Imagine circumnavigating the entire equator in a journey powered solely by the sun and hydrogen, with zero emissions to speak of. While it may not break any speed records, the Solar Airship One aims to do just that, offering a sustainable and leisurely approach to long-distance travel.
This 151-meter (495-foot) solar-powered airship boasts an impressive solar film covering its upper surface, equating to around 4,800 square meters (51,700 square feet) of solar power generation. This ambitious project is set to take flight in 2026, led by a team of experienced aviators and adventure seekers.
Solar Airship One is a groundbreaking concept in the world of aviation. With its entire upper surface blanketed in solar film, this airship will harness the sun’s energy during the day to power its electric propulsion systems and store excess energy by converting water into hydrogen via electrolysis. During the night, the stored hydrogen will be used in a fuel cell to keep the airship afloat and moving forward.
The airship will be piloted by a team of three remarkable individuals, including former French astronaut and Air Force pilot Michel Tognini, paraplegic plane-crash survivor and aerobatic pilot Dorine Bourneton, and the renowned adventurer and “inspioneer” Bertrand Piccard, who achieved fame with the first successful non-stop balloon circumnavigation in 1999 and piloted the Solar Impulse 2 on its historic round-the-world solar flight from 2015 to 2016.
While the Solar Airship One won’t be breaking any speed records, its design offers unique advantages. With an expected average speed of slightly over 83 kilometers per hour (52 miles per hour), it’s a far cry from the speed of conventional airliners. However, airships offer the flexibility to stop and start at virtually any location, eliminating the need for dedicated runways.
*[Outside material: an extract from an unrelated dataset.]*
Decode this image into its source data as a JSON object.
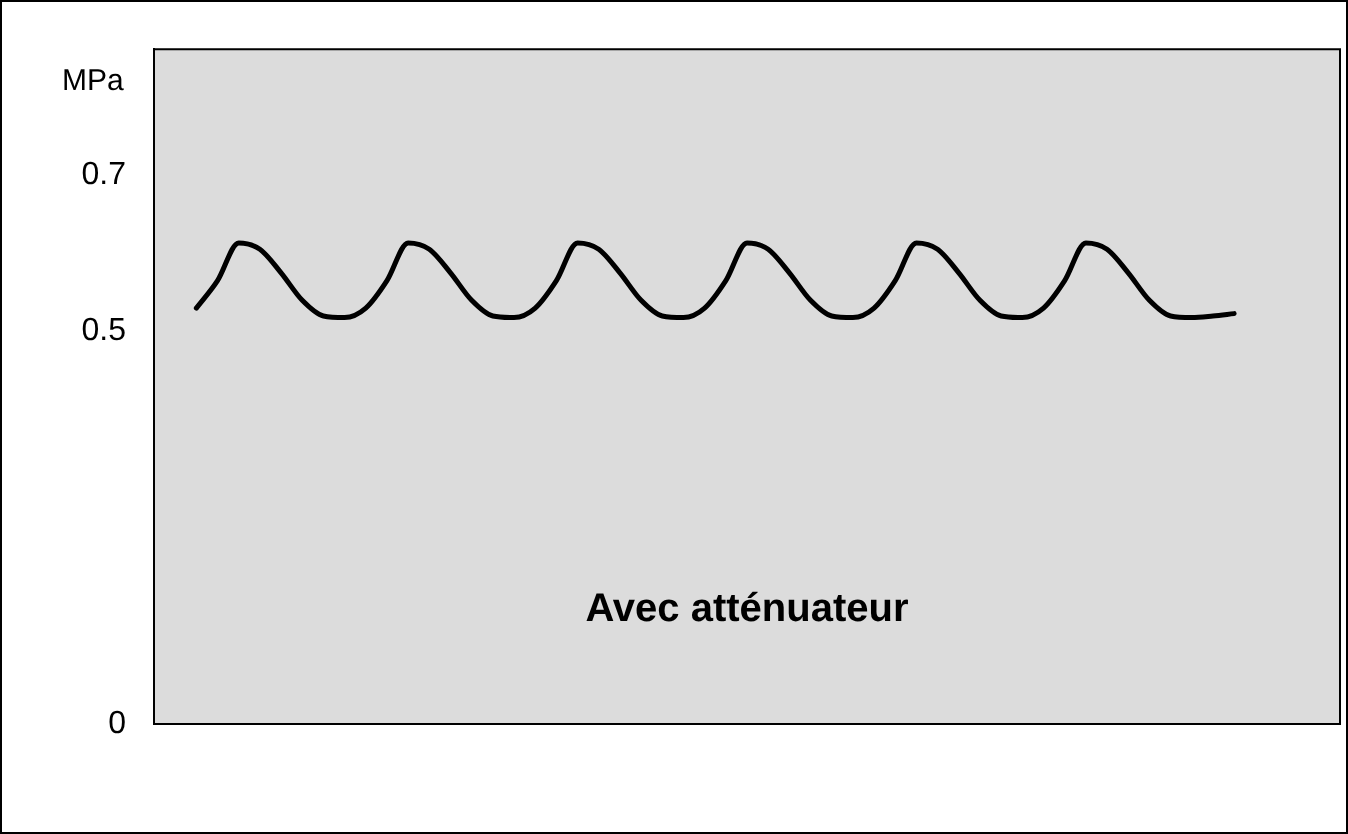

Beyond leisurely travel, some experts believe that hydrogen-filled airships hold the key to the future of zero-emissions cargo transportation. These airships can carry payloads eight to ten times larger than cargo planes, at a fraction of the cost, and up to ten times the speed of cargo ships.
However, it’s important to note that while the energy used by Solar Airship One is renewable, one vital component isn’t: helium. The airship’s rigid structure is filled with helium, a non-replaceable element on Earth. When released into the atmosphere, helium escapes into space, making it a finite and irreplaceable resource.
The Euro Airship team plans to embark on its zero-carbon circumnavigation adventure in 2026. Their journey will follow the equator at approximately 6,000 meters (19,700 feet), demonstrating a slow yet environmentally conscious approach to long-distance travel in a world that increasingly values sustainability.